Explain How a Business Running in an Industry
Supply curve is a graphic representation of the relationship between the good price and the quantity of the good that a seller is able to supply. With the lower price of production, they are able to produce more goods to the market. However, if a business operating in an industry of perfect competition, the firm will face intense competition with in the market. Perfect competition is a market which has many firms sells identical products to many buyers, there are no restrictions on entry into the market and sellers and buyers are well informed about prices. Therefore, by facing perfect competition, Firms are price takers which cannot influence the market price.
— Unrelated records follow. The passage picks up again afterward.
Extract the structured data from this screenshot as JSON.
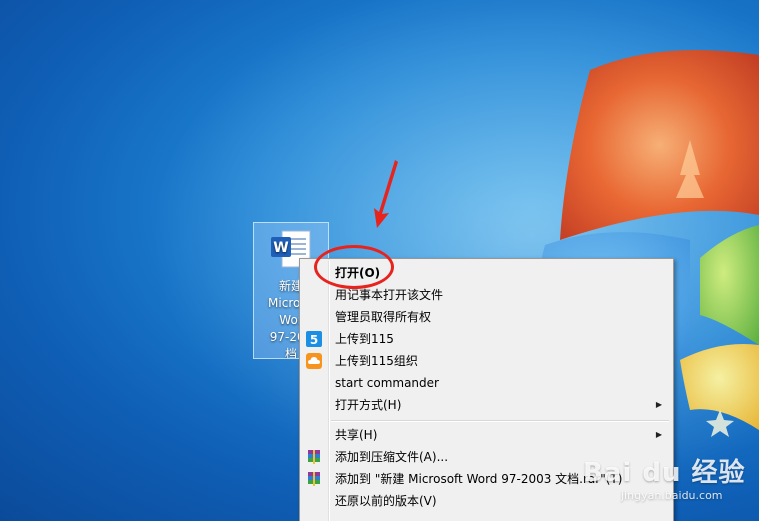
{
  "desktop": {
    "icon": {
      "label": "新建\nMicroso\nWor\n97-200\n档",
      "glyph": "W"
    }
  },
  "context_menu": {
    "items": [
      {
        "label": "打开(O)",
        "bold": true,
        "icon": "",
        "submenu": false
      },
      {
        "label": "用记事本打开该文件",
        "icon": "",
        "submenu": false
      },
      {
        "label": "管理员取得所有权",
        "icon": "",
        "submenu": false
      },
      {
        "label": "上传到115",
        "icon": "115-icon",
        "submenu": false
      },
      {
        "label": "上传到115组织",
        "icon": "115-org-icon",
        "submenu": false
      },
      {
        "label": "start commander",
        "icon": "",
        "submenu": false
      },
      {
        "label": "打开方式(H)",
        "icon": "",
        "submenu": true
      },
      {
        "label": "共享(H)",
        "icon": "",
        "submenu": true
      },
      {
        "label": "添加到压缩文件(A)...",
        "icon": "winrar-icon",
        "submenu": false
      },
      {
        "label": "添加到 \"新建 Microsoft Word 97-2003 文档.rar\"(T)",
        "icon": "winrar-icon",
        "submenu": false
      },
      {
        "label": "还原以前的版本(V)",
        "icon": "",
        "submenu": false
      }
    ],
    "submenu_glyph": "▶"
  },
  "watermark": {
    "brand": "Bai du 经验",
    "url": "jingyan.baidu.com"
  },
  "colors": {
    "annotation_red": "#e8231d",
    "menu_bg": "#f0f0f0"
  }
}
In order to maximize economic profit, firms need to increase the revenue and also reduce the cost of production. Since a business is under perfect competition, it is hard for them to raise the price of the goods. Therefore, the marginal revenue is usually being constant (see figure1.0). By reducing the cost is another option to maximize the profit which firms can earn. In order to breakeven, the marginal cost must equal to marginal revenue. The marginal cost is the change in the total cost that arises when the quantity produced change by one unit. The marginal cost usually firstly decrease and increase eventually. (See figure1.1) By having two interceptions, there will be two break-even points. Since a business goal is to maximize economic profit. Therefore a business won’t stop producing goods when they reach the first interception point. They will keep increase the amount of goods they produce in order to maximize the firm’s benefit until they reach the second interception point. After reaching the interception point of marginal revenue and marginal cost, the business is likely to stop producing goods since the price will go up and no one is willing to buy their goods in perfect market competition.